У Милли опускаются плечи. Так странно – когда я вижу ее грустной, все в груди каждый раз сжимается.
– Он скоро объявится, – с деланой уверенностью говорю я. На самом деле велик шанс, что стресс после прошлого вечера отправит Арчера Стори в новый запой. А уж сегодняшняя газета – точно.
– Может быть, он уже у доктора Бакстера? – предполагает Милли. – Будь я дядей Арчером, я бы места себе не находила, пока с ним не поговорю. Письмо было таким странным…
Как и сам доктор. Милли и Обри после визита к нему расстроились, и я не стал рассказывать им, что, по-моему, старик нарочно ударил ногой по столику, чтобы прекратить обсуждение слухов про их родителей. Тогда это не показалось мне особо важным, к тому же от разговора всем было не по себе, и я только обрадовался, что его прервали. Только когда Обри прочитала вчерашнее письмо, до меня дошло – возможно, Бакстер не хотел, чтобы мы услышали от Хейзел еще какую-то версию событий.
«Я давно должен был многое тебе рассказать». На месте Арчера Стори, который больше двадцати лет мучился – из-за чего же его лишили наследства, – я бы постарался протрезветь как можно быстрее и отправиться за ответом с утра пораньше.
– Да, наверное, – говорю я.
Милли поднимает руку заправить за ухо выбившуюся прядку, и ее огромные часы сползают к локтю. Забыв и о докторе Бакстере, и об Арчере Стори я подхожу ближе и провожу кончиками пальцев по отполированному золотому браслету.
– Тебе не приходило в голову подогнать его под размер?
– Нет. – Милли легко сбрасывает часы с руки и протягивает мне. – Они дедушкины и давно не показывают время.
Я поворачиваю их в руке – тяжелые, еще хранящие тепло ее кожи, гладкие и блестящие.
– Зачем же ты их носишь?
– Просто нравятся.
На задней крышке выгравирована надпись: «Omnia vincit amor. Вечно твоя, М.».
– Подарок от Милдред? – спрашиваю я. Милли кивает. – А что это на латыни?
– «Любовь побеждает все». – Скривив губы, она пожимает плечами: – Видимо, только не когда речь идет о ее детях. Или внуках.
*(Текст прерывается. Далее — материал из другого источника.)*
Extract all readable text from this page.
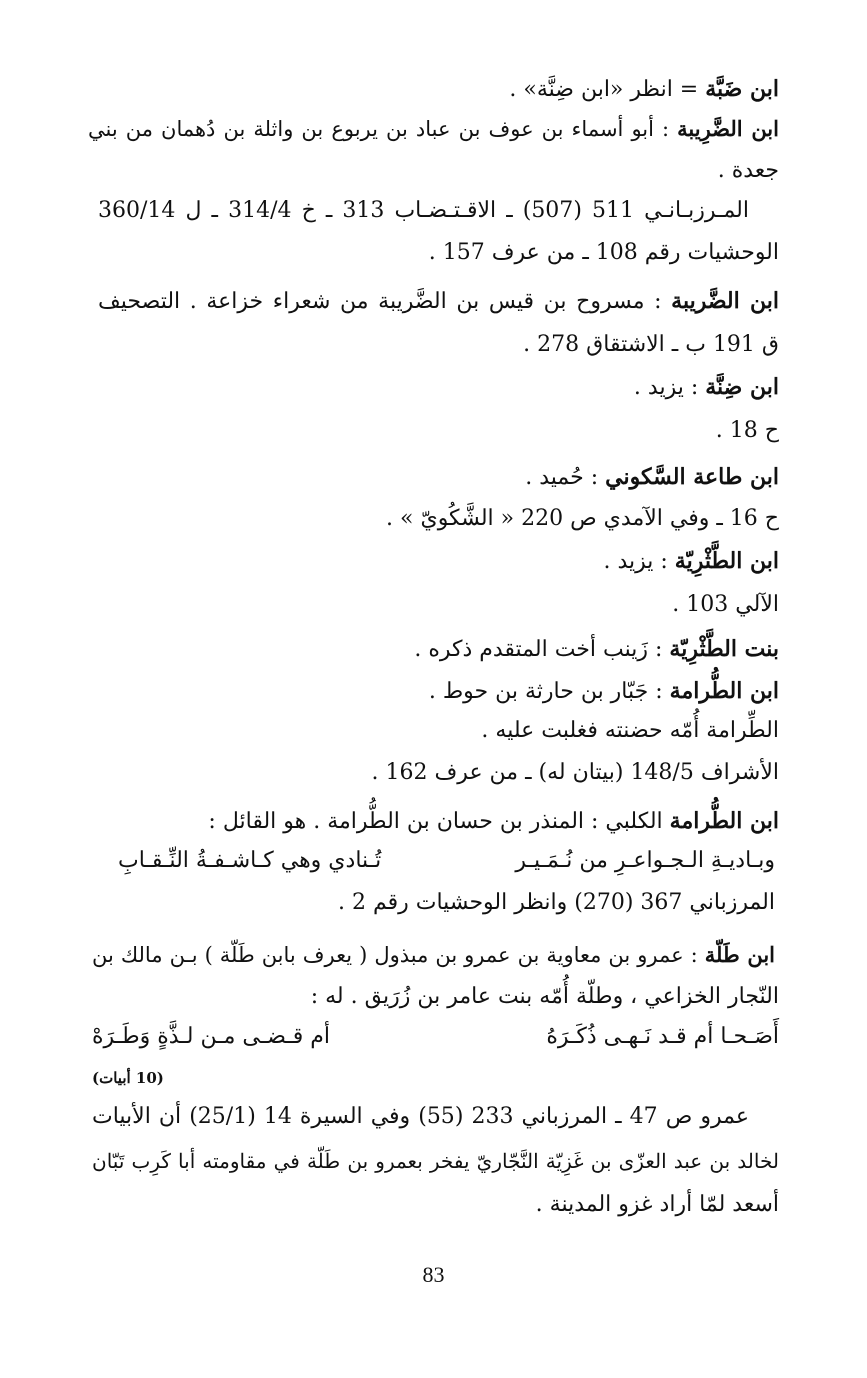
ابن ضَبَّة = انظر «ابن ضِنَّة» .
ابن الضَّرِيبة : أبو أسماء بن عوف بن عباد بن يربوع بن واثلة بن دُهمان من بني
جعدة .
المـرزبـانـي 511 (507) ـ الاقـتـضـاب 313 ـ خ 314/4 ـ ل 360/14
الوحشيات رقم 108 ـ من عرف 157 .
ابن الضَّريبة : مسروح بن قيس بن الضَّريبة من شعراء خزاعة . التصحيف
ق 191 ب ـ الاشتقاق 278 .
ابن ضِنَّة : يزيد .
ح 18 .
ابن طاعة السَّكوني : حُميد .
ح 16 ـ وفي الآمدي ص 220 « الشَّكُويّ » .
ابن الطَّثْرِيّة : يزيد .
الآلي 103 .
بنت الطَّثْرِيّة : زَينب أخت المتقدم ذكره .
ابن الطُّرامة : جَبّار بن حارثة بن حوط .
الطِّرامة أُمّه حضنته فغلبت عليه .
الأشراف 148/5 (بيتان له) ـ من عرف 162 .
ابن الطُّرامة الكلبي : المنذر بن حسان بن الطُّرامة . هو القائل :
وبـاديـةِ الـجـواعـرِ من نُـمَـيـر
تُـنادي وهي كـاشـفـةُ النِّـقـابِ
المرزباني 367 (270) وانظر الوحشيات رقم 2 .
ابن طَلّة : عمرو بن معاوية بن عمرو بن مبذول ( يعرف بابن طَلّة ) بـن مالك بن
النّجار الخزاعي ، وطلّة أُمّه بنت عامر بن زُرَيق . له :
أَصَـحـا أم قـد نَـهـى ذُكَـرَهُ
أم قـضـى مـن لـذَّةٍ وَطَـرَهْ
(10 أبيات)
عمرو ص 47 ـ المرزباني 233 (55) وفي السيرة 14 (25/1) أن الأبيات
لخالد بن عبد العزّى بن غَزِيّة النَّجّاريّ يفخر بعمرو بن طَلّة في مقاومته أبا كَرِب تَبّان
أسعد لمّا أراد غزو المدينة .
83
Милли всегда очень тщательно заботится о том, как выглядит со стороны. Потаскав ее гигантский чемодан, я на себе ощутил, какое огромное значение она придает внешнему виду. Так что довольно интересно, что единственная вещь, которую она носит постоянно, – сломанное напоминание о своем отлучении от семейного наследия.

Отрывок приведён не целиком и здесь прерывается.